It’s been a while since we’ve had a really good “the Internet will collapse scare”. Ever since Bob Metcalfe – Ethernet co-inventor, 3Com founder and pundit – suggested in 1996 that the Internet would collapse that year, it’s been touted as a possibility. Of course the Internet didn’t collapse and Metcalfe went on to eat his InfoWorld column that predicted it in front of an audience at that year’s World Wide Web conference.
It didn’t stop him, and others, from making follow-up predictions, however. The issue came up again in 2004 at a conference to discuss “Preventing the Internet Meltdown”, where organiser Lauren Weinstein noted that a “continuing and rapidly escalating series of alarming events suggest that immediate cooperative, specific planning is necessary if we are to have any chance of avoiding the meltdown.”
It seems we avoided that meltdown too, but now the alarm bells have been set off again, this time people warning that the surge in video use through sites such as YouTube is going to overwhelm the Internet. The most recent “collapse” warning came via a report from Nemertes Research and warns that in as little as two years we “potentially face Internet gridlock that could wreak havoc on Internet services.”
The Nemertes report is called “The Internet Singularity, Delayed: Why Limits in Internet Capacity Will Stifle Innovation on the Web,” and warns that consumer and corporate Internet usage could outstrip network capacity worldwide in a little more than two years. And it also advises that the financial investment required to “bridge the gap” between demand and capacity globally is around $137 billion, primarily in broadband access.
The result of demand outstripping supply, according to Nemertes, is that users could increasingly encounter Internet “brownouts” or interruptions to the applications they’ve become accustomed to using on the Internet. “For example, it may take more than one attempt to confirm an online purchase or it may take longer to download the latest video from YouTube,” the research firm said. “Overall, the impact of this inadequate infrastructure will be primarily to slow down the pace of innovation. The next Amazon, Google or YouTube might not arise -- not from a lack of user demand, but because of insufficient infrastructure preventing applications and companies from emerging.”
All pretty scary stuff, but then again these type of reports seem to be written for their shock value. Perhaps even more scary is that the research was partly funded by a group going by the name of the Internet Innovation Alliance (IIA), which a net neutrality coalition called “Save the Internet” has helpfully outed. According to Save the Internet, the IIA is a lobby group for the big telcos and funded by AT&T. Nemertes counter-claims that its research is “independent”, but needless to say the big telcos are going to latch on to it as a way influence the regulators and protect their patch.
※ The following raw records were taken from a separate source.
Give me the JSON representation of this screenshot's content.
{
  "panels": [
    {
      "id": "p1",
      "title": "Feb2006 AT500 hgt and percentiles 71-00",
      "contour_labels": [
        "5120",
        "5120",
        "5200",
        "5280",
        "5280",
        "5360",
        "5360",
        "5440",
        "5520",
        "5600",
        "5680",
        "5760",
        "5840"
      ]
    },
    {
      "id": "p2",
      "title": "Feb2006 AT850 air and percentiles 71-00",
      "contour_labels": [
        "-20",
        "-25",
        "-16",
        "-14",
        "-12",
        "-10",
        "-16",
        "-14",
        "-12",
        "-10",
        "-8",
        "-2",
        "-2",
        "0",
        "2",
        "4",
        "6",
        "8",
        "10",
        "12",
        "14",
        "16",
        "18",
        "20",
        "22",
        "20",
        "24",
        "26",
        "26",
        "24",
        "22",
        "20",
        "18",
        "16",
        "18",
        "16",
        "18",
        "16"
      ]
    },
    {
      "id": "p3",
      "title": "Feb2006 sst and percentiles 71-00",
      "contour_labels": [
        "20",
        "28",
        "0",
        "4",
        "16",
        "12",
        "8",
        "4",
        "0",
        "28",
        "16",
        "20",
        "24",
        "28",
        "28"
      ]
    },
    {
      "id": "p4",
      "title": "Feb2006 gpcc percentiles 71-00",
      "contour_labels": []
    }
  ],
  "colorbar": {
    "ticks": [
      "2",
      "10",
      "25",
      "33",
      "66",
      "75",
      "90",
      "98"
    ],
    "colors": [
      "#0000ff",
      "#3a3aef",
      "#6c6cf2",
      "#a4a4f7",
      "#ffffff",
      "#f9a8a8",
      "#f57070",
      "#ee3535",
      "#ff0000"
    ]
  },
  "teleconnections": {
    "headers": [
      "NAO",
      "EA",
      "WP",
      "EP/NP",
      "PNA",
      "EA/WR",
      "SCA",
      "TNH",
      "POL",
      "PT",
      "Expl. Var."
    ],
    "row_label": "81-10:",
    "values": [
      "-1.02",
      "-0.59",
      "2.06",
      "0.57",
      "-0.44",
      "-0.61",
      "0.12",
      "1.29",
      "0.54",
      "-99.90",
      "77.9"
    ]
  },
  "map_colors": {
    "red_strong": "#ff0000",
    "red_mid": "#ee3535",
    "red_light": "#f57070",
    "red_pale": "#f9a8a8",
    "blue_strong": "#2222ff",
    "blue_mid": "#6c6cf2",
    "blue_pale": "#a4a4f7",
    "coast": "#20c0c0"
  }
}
Here’s what Save the Internet had to say: “These types of studies often boil down to pure posturing and polemic against Net Neutrality, bought and paid for by AT&T. When researchers stumble across inconvenient points, such as the current boom in infrastructure investment, they dismiss them in favour of doomsday scenarios and call for an end to the one rule that allows online users to innovate without permission.”